My favorite courses were design thinking and accounting, which is quite funny. I was good at math when I was growing up, but did not do much professionally, and I found the accounting class very difficult. But in the end, it clicked; it was beautiful, almost, how everything added up. The artist in me loved when everything matched. The design thinking professor encouraged us to be creative, which makes it a very exciting class. It taught me that creativity in business is very important.

The Reaching Out fellowship for members of the LGBTQ community has also helped make a huge impact on my time at business school. I thought I would go into a class of very straight white men because that is the stereotype. I was pleasantly surprised that it was not so. It was a very diverse group, and it was great to join a network of LGBTQ + candidates.

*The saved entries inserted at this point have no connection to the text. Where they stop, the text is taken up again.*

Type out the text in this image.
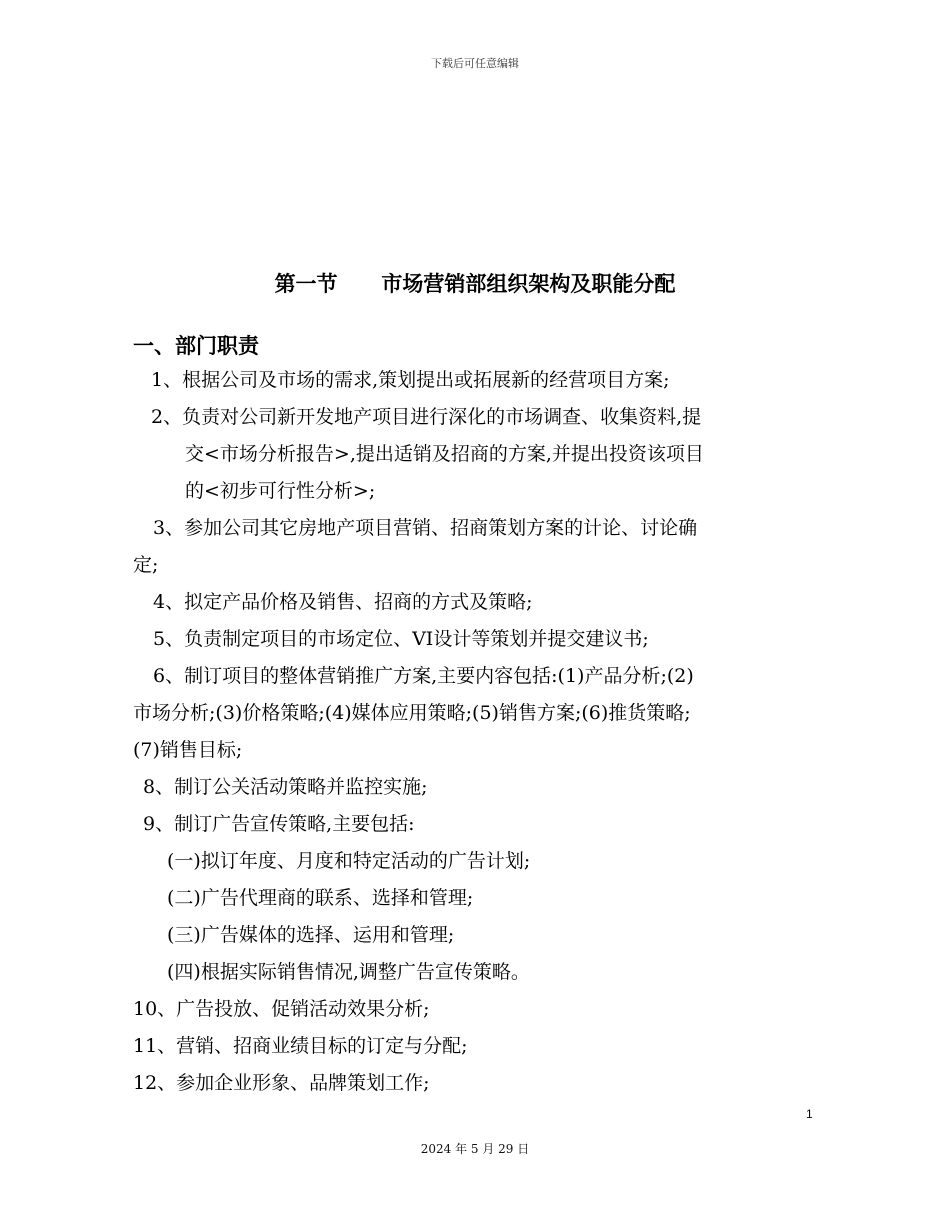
下载后可任意编辑
第一节      市场营销部组织架构及职能分配
一、部门职责
1、根据公司及市场的需求,策划提出或拓展新的经营项目方案;
2、负责对公司新开发地产项目进行深化的市场调查、收集资料,提
交<市场分析报告>,提出适销及招商的方案,并提出投资该项目
的<初步可行性分析>;
3、参加公司其它房地产项目营销、招商策划方案的计论、讨论确
定;
4、拟定产品价格及销售、招商的方式及策略;
5、负责制定项目的市场定位、VI设计等策划并提交建议书;
6、制订项目的整体营销推广方案,主要内容包括:(1)产品分析;(2)
市场分析;(3)价格策略;(4)媒体应用策略;(5)销售方案;(6)推货策略;
(7)销售目标;
8、制订公关活动策略并监控实施;
9、制订广告宣传策略,主要包括:
(一)拟订年度、月度和特定活动的广告计划;
(二)广告代理商的联系、选择和管理;
(三)广告媒体的选择、运用和管理;
(四)根据实际销售情况,调整广告宣传策略。
10、广告投放、促销活动效果分析;
11、营销、招商业绩目标的订定与分配;
12、参加企业形象、品牌策划工作;
1
2024 年 5 月 29 日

We also did an entrepreneurship module as part of the MBA, and together with one of my classmates I created a company called the Ice Theater of London. Since graduating last summer, I have remained in charge of that business, but I have a team of ice skaters who help me run the company as I no longer live in London. I accidentally ended up back in New York – I was on my way for a two week holiday but then England locked up and I stayed where the ice rinks were open and I could skate.

The MBA gave me the confidence to run businesses and enter management positions. I’m about to join an outdoor club in New Jersey as their artistic director, where I will produce, direct, choreograph and direct all of their performances.

I stay in touch with many of my classmates – we have a WhatsApp chat to which we contribute. It’s fun to hear what they’re doing, because all of our lives have finally gone in different directions than we thought, due to the pandemic. We had to turn.

What’s next? I really hope the Ice Theater of London takes over and recruits a larger audience in the UK – that’s one of my goals. Other than that, I’m looking forward to living my life. I just got married. I think the pandemic forced us not to plan too far in advance, and therefore we are living in the moment – we will see what happens.